Choisir comment travailler   

La crise Covid-19 a changé la donne concernant le télétravail. D’après une étude publiée par l’Insee, pendant le confinement, 80% des personnes ayant travaillé depuis leur domicile l’ont fait pour au moins la moitié de leurs heures de travail ; en 2019, 30% des personnes étaient dans ce cas. Une nouvelle organisation qui séduit les français, pour qui le futur du travail s’annonce hybride.

Pour Louidgy Dona, IT Manager chez Malt, le fait de télétravailler permet aussi un vrai gain de temps, qui lui a d’ailleurs permis de lancer son activité de consulting et de formation à côté de son emploi.“Avec le télétravail, j’ai davantage de marge de manœuvre sur mon emploi du temps. Le temps que je pouvais perdre dans les transports en commun pour me rendre au bureau est désormais du temps gagné pour avancer sur mes projets personnels”explique t-il.

Choisir où travailler 

Le confinement a constitué une période particulièrement propice à l’introspection et les envies de grands espaces se font de plus en plus ressentir. La généralisation du télétravail aidant, les français reprennent désormais le choix sur leur lieu d’habitation. Selon une étude Cadremploi publiée en août 2020, les cadres parisiens sont d’ailleurs 83% à envisager une mobilité régionale. 

Pour l’entreprise aussi, la liberté de choix s’accentue avec la crise. Ces dernières sont en effet nombreuses à repenser leurs espaces de bureaux : moins de surface mais des environnement de travail de meilleure qualité et qui favorisent la sociabilité. 

C’est notamment le choix qu’a fait l’organisme de formation en ligne à destination des entrepreneurs, LiveMentor : “À la fin du premier confinement, une discussion s’est ouverte très naturellement entre les équipes et la direction au sujet de la localisation de l’entreprise. Plusieurs personnes ont ressenti l’envie de se rapprocher du soleil et de la mer, et comme nous avons l’habitude de travailler à distance, nous avons fait le pari d’ouvrir un bureau à Aix-en-Provence. Désormais, notre Directrice Générale et une grande partie de l’équipe commerciale vit et travaille là-bas. Les équipes ont un cadre de vie extraordinaire et cette démarche s’intègre aussi pleinement dans notre volonté de participer à la redynamisation des régions” nous explique Masha Chatiaeva, Directrice du Marketing de LiveMentor.
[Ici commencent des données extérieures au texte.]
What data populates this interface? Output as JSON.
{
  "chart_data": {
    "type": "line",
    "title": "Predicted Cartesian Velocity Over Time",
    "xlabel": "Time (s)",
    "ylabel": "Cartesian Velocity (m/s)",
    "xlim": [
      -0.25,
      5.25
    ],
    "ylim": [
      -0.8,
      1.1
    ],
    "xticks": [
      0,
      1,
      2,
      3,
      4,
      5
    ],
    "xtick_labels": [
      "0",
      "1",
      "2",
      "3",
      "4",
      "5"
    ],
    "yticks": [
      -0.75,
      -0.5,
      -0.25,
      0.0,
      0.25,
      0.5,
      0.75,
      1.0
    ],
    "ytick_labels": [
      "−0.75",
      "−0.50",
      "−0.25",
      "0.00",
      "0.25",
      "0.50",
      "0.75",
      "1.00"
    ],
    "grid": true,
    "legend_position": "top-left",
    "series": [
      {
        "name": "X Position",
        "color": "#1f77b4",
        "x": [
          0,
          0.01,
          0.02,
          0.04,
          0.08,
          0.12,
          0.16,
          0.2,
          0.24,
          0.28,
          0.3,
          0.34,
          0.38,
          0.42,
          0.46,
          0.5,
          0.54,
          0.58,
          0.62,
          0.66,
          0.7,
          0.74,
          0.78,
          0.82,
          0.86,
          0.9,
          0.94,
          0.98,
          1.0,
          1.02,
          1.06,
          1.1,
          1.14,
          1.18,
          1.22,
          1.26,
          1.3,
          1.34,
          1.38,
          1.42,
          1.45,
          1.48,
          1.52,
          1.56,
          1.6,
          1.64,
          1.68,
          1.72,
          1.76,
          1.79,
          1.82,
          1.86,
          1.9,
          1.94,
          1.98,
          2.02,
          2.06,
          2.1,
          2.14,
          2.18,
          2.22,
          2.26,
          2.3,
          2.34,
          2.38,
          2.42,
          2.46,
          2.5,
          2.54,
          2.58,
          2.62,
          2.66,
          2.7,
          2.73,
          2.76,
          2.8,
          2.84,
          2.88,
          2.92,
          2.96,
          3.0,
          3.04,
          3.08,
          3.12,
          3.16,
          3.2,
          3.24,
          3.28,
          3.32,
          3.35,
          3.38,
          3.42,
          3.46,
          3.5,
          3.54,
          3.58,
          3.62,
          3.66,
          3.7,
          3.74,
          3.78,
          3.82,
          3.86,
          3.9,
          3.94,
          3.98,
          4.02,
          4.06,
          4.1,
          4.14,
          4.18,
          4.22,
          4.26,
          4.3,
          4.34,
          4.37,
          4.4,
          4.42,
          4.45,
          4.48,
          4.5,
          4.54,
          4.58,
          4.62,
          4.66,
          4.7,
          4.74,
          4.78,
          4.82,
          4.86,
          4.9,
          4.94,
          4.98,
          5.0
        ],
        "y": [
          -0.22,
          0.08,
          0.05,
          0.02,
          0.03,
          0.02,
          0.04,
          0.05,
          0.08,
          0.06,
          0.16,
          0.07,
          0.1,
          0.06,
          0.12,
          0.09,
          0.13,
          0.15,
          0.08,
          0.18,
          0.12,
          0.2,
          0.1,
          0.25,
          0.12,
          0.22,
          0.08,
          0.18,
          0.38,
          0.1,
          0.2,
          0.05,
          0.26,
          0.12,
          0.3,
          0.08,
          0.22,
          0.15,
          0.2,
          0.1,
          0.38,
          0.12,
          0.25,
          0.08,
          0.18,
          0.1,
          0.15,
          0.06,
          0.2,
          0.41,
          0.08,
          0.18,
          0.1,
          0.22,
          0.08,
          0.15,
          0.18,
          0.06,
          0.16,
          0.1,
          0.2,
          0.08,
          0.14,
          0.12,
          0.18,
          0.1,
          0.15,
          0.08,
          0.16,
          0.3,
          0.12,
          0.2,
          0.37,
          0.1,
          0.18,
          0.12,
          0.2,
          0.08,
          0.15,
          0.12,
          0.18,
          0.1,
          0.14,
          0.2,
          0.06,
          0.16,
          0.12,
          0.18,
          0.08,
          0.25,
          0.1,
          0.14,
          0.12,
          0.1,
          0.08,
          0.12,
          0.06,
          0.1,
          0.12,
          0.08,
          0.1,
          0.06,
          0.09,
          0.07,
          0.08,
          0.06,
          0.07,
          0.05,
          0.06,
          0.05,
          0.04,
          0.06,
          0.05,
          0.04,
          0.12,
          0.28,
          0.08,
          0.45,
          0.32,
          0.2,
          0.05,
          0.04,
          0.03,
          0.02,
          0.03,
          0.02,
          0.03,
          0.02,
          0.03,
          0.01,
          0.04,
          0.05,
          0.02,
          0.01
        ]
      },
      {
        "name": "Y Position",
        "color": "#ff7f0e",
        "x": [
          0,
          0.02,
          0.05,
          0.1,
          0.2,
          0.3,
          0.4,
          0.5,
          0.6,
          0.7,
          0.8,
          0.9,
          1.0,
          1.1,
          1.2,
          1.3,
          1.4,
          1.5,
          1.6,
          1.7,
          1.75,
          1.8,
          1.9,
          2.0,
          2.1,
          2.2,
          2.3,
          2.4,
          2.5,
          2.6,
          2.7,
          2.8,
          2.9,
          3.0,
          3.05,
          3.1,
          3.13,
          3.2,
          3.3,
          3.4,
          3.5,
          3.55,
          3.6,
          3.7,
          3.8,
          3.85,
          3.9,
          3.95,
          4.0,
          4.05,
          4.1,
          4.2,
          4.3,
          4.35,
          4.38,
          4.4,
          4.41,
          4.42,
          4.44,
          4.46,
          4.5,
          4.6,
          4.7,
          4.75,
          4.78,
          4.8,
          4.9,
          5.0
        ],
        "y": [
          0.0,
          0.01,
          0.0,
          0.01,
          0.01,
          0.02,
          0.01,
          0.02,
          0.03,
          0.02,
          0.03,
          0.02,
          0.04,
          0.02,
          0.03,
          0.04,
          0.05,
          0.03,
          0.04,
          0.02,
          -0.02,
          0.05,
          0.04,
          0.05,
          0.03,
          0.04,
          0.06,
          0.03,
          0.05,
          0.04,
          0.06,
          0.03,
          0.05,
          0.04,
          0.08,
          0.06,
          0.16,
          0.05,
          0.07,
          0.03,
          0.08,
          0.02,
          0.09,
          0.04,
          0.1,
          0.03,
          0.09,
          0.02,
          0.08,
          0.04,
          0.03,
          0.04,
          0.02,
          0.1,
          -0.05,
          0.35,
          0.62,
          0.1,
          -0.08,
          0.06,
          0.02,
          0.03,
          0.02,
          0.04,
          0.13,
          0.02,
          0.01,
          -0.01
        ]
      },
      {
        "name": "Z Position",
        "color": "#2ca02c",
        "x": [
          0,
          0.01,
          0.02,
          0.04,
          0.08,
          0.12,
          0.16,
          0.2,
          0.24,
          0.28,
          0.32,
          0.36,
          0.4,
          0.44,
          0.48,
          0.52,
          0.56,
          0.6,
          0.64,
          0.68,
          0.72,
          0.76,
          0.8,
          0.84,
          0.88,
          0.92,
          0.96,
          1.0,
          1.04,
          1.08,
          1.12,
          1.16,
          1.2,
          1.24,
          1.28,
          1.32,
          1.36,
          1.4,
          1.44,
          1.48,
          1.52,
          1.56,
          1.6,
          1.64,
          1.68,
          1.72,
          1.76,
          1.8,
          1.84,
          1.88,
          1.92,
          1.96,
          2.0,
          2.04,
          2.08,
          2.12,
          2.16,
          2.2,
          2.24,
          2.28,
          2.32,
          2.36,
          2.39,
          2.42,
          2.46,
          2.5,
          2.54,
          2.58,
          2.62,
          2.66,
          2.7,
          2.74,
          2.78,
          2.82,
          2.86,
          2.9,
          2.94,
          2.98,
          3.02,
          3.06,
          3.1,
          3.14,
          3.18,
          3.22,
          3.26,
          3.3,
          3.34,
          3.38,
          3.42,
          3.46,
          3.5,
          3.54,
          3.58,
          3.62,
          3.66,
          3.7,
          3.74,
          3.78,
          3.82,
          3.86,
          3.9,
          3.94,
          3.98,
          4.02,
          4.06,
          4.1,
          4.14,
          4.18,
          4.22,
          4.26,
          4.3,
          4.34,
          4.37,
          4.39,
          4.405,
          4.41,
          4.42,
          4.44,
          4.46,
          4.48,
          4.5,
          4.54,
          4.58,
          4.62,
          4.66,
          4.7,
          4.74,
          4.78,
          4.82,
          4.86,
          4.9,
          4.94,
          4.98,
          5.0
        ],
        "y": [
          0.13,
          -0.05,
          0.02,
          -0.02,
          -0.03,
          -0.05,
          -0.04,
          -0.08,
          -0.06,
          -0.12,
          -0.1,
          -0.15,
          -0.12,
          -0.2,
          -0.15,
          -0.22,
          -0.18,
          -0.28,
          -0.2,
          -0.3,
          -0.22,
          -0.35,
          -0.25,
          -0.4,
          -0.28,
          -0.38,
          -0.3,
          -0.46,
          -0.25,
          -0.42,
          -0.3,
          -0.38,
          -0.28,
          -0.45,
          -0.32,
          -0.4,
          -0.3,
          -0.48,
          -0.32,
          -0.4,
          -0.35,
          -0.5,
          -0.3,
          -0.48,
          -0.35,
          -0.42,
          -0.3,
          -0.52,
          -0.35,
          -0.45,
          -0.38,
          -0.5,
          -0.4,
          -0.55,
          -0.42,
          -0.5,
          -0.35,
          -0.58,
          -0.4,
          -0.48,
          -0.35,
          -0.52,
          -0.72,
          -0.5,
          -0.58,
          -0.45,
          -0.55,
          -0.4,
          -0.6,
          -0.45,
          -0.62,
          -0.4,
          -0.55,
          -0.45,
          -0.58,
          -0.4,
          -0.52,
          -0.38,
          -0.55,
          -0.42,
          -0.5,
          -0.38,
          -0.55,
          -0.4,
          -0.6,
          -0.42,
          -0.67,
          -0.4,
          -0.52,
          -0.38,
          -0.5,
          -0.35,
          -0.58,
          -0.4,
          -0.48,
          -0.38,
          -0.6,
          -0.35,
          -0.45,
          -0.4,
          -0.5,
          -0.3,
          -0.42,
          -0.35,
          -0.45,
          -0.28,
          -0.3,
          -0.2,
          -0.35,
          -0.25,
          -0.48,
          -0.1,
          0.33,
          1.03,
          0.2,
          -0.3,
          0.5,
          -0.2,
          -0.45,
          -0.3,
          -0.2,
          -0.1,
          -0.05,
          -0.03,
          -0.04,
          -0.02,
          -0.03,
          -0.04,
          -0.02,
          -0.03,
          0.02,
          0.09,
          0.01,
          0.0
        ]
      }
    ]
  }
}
Choisir avec qui travailler 

Avec la crise, les entreprises n’ont pas eu d’autres choix que d’accélérer leur transformation digitale. Création de sites e-commerce, mise en place de service de click & collect, etc. : les entreprises ont fait appel, pour certaines pour la première fois d’ailleurs, aux freelances. Un choix d’abord guidé par l’urgence de la situation qui a pour bénéfice d’encourager les entrepreneurs à faire appel à des ressources externes. Résultat : nous avons d’ailleurs observé chez Malt une demande croissante d’experts Tech, particulièrement sur les métiers liés à l’infrastructure et à la sécurité, des experts du marketing sur des métier liés au contenu, au SEO et à la communication de crise, en design notamment pour les UI et UX designers et enfin les métiers des ressources humaines.

Pour Capucine Grenom, Community & Social Media Manager en freelance sur Malt, c’est le confinement qui lui a donné envie de sauter le pas vers le freelancing. “J’avais toujours eu en tête l’idée qu’un jour je travaillerai à mon compte et la crise du Covid19 a accéléré les choses. Je n’avais pas d’inquiétude sur le fait de me lancer pendant cette période, au contraire, j’y ai vu une opportunité : aujourd’hui les employés coûtent cher aux entreprises et j’ai senti qu’elles feraient de plus en plus appel à des freelances dans leurs missions quotidiennes”. Un pari réussi puisque Capucine s’est inscrite sur Malt le 3 juillet et débutait sa mission à temps plein pour le groupe CDiscount le 15 août. 

Plus que jamais les lignes bougent, la liberté de choix et l’indépendance s’imposent comme des besoins fondamentaux. Pour un New Work Order en faveur du bonheur et du bien-être.